For those who are keen to go just beyond the basics, the team at Preply has listed the most common French idioms that will get you talking like a native on your next trip to France – which will hopefully be in the not-so-distant future of 2022.

  1. “En voiture Simone”

  • Literal translation: Start the game
  • Figurative translation: Let’s go

It’s time to jet away to France (whenever that may be). As soon as you step into the beautiful country, get into the French mindset and say this idiom to yourself. We don’t know who Simone is, but she sounds like a lot of fun!

  1. “Il fait un froid de canard”

  • Literal translation: It’s duck-cold
  • Figurative translation: It’s super-duper cold

France has a temperate climate, with it neither being too hot nor too cold. However, on the days where it’s particularly freezing, you have this saying to comment on the state of the weather. Fun fact: the reason why this idiom mentions a duck is that it originated from the day where duck-hunting usually started in November, also known as the start of a cold winter.

  1. “Pas ma tasse de thé”

  • Literal and figurative translation: Not my cup of tea

This common idiom just shows how much the French and English have in common. For instance, it seems that the two nationalities like to refer to hot drinks when it comes to saying that something is not in their preferences.

  1. “Recevoir une note salée”

  • Literal translation: To receive a salty bill
  • Figurative translation: To receive a huge surprise bill

From going to fancy restaurants to hitting the designer stores, it would be rude not to treat yourself on your next French holiday, so what do you say when you realise how much you’ve actually spent? Precisely this.

  1. “Saoul comme un Polanais”

  • Literal translation: To be drunk as a pole
  • Figurative translation: To be very drunk

Likewise, it would be absurd not to have one too many French 75s and Kir Royales during your Parisian getaway. When it comes to reminiscing about the night before, this idiom may perfectly sum how you were.

  1. “Tomber dans les pommes”

  • Literal translation: To fall in the apples
  • Figurative translation: To faint, to lose consciousness

There are many gorgeous sights to see in France, let alone in Paris. So, if you want a dramatic way of expressing how taken aback you were by the country, this idiom has you covered!

  1. “Ce n’est pas tes oignons”

  • Literal translation: These are not your onions
  • Figurative translation: It doesn’t concern you

As the French can be very fiery, it’s not surprising why there are many sassy French idioms. This particular one is targeted at those who tend to stick their nose in situations where it doesn’t belong. However, note that this is quite a rude and direct saying, so think before you speak…

  1. “On n’a pas élevé les cochons ensemble”

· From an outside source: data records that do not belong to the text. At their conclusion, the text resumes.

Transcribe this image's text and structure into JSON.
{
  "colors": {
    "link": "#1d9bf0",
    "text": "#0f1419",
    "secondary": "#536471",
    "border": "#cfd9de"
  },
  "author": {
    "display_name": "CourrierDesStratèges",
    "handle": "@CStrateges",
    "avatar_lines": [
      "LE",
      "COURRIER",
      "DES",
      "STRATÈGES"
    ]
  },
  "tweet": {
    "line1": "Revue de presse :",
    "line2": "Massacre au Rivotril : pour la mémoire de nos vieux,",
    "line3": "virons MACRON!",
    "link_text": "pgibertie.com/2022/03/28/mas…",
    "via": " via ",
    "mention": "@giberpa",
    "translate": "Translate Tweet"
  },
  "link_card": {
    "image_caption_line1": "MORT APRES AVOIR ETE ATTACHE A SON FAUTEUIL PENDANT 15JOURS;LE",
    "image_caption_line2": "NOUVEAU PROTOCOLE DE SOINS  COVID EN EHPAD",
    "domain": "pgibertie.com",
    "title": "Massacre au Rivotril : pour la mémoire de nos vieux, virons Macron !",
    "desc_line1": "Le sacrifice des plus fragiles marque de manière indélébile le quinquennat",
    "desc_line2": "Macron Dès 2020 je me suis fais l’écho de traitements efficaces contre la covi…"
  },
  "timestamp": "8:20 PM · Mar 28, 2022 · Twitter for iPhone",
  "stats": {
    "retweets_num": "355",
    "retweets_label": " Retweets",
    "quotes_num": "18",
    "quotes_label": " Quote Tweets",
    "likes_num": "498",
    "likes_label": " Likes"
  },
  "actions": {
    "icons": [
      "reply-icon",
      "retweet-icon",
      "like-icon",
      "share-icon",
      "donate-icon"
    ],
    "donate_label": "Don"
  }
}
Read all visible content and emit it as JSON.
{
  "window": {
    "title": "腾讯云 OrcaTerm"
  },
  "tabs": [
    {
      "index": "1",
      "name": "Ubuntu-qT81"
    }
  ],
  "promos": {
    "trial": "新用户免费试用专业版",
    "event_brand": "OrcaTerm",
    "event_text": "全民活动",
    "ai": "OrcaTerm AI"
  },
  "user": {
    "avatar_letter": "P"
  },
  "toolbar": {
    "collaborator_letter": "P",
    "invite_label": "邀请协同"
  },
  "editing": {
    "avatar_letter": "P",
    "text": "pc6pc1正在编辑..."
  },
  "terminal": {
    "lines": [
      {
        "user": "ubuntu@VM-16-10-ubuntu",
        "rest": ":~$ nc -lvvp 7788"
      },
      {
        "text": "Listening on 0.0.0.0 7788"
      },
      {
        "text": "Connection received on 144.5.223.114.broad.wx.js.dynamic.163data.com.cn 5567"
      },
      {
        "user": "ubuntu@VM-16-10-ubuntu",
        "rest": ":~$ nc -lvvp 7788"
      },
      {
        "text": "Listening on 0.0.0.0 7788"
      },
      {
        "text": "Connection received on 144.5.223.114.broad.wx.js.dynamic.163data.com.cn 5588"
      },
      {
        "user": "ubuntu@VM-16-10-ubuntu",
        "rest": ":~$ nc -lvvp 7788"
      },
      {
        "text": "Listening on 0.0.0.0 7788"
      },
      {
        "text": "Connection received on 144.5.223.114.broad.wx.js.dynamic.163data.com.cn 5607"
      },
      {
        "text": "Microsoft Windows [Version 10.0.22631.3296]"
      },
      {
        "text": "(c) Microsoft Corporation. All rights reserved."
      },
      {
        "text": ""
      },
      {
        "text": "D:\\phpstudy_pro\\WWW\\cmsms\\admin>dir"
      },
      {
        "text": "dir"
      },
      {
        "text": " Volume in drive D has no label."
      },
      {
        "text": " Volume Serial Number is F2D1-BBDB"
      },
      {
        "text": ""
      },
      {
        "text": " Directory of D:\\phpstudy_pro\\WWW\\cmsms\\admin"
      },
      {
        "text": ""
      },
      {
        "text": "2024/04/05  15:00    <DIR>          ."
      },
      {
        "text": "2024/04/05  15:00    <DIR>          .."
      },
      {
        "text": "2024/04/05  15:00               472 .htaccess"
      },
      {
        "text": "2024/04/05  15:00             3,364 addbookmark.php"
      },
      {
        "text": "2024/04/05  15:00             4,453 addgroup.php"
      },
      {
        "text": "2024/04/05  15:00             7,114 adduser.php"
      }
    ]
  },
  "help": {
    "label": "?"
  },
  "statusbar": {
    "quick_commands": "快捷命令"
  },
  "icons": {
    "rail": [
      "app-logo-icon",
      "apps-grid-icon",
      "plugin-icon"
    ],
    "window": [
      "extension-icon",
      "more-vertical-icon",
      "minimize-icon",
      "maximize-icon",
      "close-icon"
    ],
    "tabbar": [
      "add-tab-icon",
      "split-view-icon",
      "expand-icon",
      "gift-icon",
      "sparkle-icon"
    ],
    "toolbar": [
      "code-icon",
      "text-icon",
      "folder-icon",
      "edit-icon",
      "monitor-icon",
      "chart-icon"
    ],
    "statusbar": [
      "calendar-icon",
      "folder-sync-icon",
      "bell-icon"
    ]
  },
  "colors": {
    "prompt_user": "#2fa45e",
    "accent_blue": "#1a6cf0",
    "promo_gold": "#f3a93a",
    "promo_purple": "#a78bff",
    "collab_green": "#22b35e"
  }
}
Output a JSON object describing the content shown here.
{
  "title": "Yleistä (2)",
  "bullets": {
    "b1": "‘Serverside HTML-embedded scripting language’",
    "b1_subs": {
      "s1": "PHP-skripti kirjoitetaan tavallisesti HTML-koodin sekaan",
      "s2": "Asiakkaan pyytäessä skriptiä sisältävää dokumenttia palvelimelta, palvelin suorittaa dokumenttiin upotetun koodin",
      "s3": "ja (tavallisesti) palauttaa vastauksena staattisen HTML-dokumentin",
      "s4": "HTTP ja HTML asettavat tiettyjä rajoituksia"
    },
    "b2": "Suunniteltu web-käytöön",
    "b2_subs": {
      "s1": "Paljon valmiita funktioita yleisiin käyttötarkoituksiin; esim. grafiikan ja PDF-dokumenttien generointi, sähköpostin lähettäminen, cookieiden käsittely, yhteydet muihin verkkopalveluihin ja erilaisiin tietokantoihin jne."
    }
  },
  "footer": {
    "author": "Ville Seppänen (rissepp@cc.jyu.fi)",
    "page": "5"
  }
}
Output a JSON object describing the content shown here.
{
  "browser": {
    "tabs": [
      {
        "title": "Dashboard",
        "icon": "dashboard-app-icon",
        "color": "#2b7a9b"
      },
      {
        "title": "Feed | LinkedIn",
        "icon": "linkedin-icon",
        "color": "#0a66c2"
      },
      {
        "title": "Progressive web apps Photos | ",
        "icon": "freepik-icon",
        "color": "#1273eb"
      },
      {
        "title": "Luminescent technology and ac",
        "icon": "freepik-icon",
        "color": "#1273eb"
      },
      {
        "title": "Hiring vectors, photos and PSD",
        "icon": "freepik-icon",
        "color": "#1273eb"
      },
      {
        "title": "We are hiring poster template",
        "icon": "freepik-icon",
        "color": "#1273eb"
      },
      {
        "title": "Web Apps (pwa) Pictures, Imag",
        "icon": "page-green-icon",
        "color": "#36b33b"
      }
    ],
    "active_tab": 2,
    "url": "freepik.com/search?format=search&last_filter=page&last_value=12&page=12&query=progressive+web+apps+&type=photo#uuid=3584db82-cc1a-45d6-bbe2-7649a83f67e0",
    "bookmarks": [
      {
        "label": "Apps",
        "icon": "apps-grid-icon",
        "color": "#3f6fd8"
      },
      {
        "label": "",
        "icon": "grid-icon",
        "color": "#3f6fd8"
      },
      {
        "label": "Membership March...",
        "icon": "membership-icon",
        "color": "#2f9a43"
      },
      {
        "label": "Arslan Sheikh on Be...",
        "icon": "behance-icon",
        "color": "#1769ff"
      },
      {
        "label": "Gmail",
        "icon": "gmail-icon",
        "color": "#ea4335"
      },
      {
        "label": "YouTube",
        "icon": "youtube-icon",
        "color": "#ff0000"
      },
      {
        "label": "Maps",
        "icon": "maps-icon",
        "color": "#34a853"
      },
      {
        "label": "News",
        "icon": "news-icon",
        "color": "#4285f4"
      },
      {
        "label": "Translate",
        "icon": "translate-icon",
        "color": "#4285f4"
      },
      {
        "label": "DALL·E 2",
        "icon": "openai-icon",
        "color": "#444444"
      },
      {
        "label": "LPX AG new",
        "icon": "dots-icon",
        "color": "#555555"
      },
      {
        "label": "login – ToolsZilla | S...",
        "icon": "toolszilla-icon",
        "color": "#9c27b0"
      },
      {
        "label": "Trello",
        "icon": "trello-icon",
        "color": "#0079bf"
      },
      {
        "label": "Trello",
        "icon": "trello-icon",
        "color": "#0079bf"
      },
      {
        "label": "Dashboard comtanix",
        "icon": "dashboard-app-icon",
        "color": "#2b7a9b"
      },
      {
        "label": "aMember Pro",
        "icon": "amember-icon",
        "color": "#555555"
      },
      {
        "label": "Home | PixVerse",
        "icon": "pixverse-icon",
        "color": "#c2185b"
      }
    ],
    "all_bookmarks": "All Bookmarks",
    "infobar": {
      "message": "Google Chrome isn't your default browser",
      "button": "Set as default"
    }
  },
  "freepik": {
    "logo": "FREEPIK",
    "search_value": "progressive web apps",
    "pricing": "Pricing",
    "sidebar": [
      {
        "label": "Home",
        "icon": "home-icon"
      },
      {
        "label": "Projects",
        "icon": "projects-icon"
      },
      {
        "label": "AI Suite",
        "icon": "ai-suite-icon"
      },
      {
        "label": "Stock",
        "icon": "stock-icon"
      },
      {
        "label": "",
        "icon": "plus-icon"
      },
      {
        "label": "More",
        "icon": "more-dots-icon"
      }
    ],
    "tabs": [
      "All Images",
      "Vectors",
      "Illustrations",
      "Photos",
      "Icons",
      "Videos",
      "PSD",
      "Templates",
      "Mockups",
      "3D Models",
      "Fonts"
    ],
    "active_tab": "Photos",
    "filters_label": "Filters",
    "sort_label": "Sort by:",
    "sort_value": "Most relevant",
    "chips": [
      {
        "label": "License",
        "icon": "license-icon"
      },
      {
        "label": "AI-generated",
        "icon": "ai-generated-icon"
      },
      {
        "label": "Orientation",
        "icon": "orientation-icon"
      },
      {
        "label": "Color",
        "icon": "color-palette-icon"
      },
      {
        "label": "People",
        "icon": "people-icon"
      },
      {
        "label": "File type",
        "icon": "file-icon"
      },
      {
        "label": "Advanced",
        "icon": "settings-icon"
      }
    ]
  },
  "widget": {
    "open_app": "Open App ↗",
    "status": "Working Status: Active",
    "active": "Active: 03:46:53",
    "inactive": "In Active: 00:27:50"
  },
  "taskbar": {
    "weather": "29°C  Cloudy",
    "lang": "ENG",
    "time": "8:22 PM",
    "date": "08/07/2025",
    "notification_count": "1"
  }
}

  • Literal translation: We didn’t go pigs together
  • Figurative translation: I’m not your friend, you need to respect me more

Likewise, If someone is not treating you right, then throw them this comeback. As we know by now, the French just love to throw animals into their idioms.

  1. “Poser un lapin à quelqu’un”

  • Literal translation: To put a rabbit on someone
  • Figurative translation: To stand someone up

Picture this: You met someone on your French holiday and arranged to go on a date with them… but they don’t end up showing up! In the unfortunate event, this happens, you’ve got this idiom to say how much they did you dirty.

  1. “Mettre les voiles”

  • Literal translation: Time to sail away
  • Figurative translation: Time to leave

It’s come to the end of your holiday and you have to sadly bid farewell to all the amazing people you have met. As well as the usual “au revoir”, you could perhaps surprise them by saying this classic idiom.

Daniele Saccardi, languages expert from Preply said: “While it’s useful to learn the basics of another language, getting to know the various idioms associated with that language will help you to stand out from the crowd.

“Idioms are common expressions that mean something different to the literal meaning of the word. And so, they give you a more creative way of expressing yourself, which is what people tend to remember. As well as this, speaking in idioms shows that you’re fully immersed in a certain culture and this will certainly earn you a couple of brownie points”.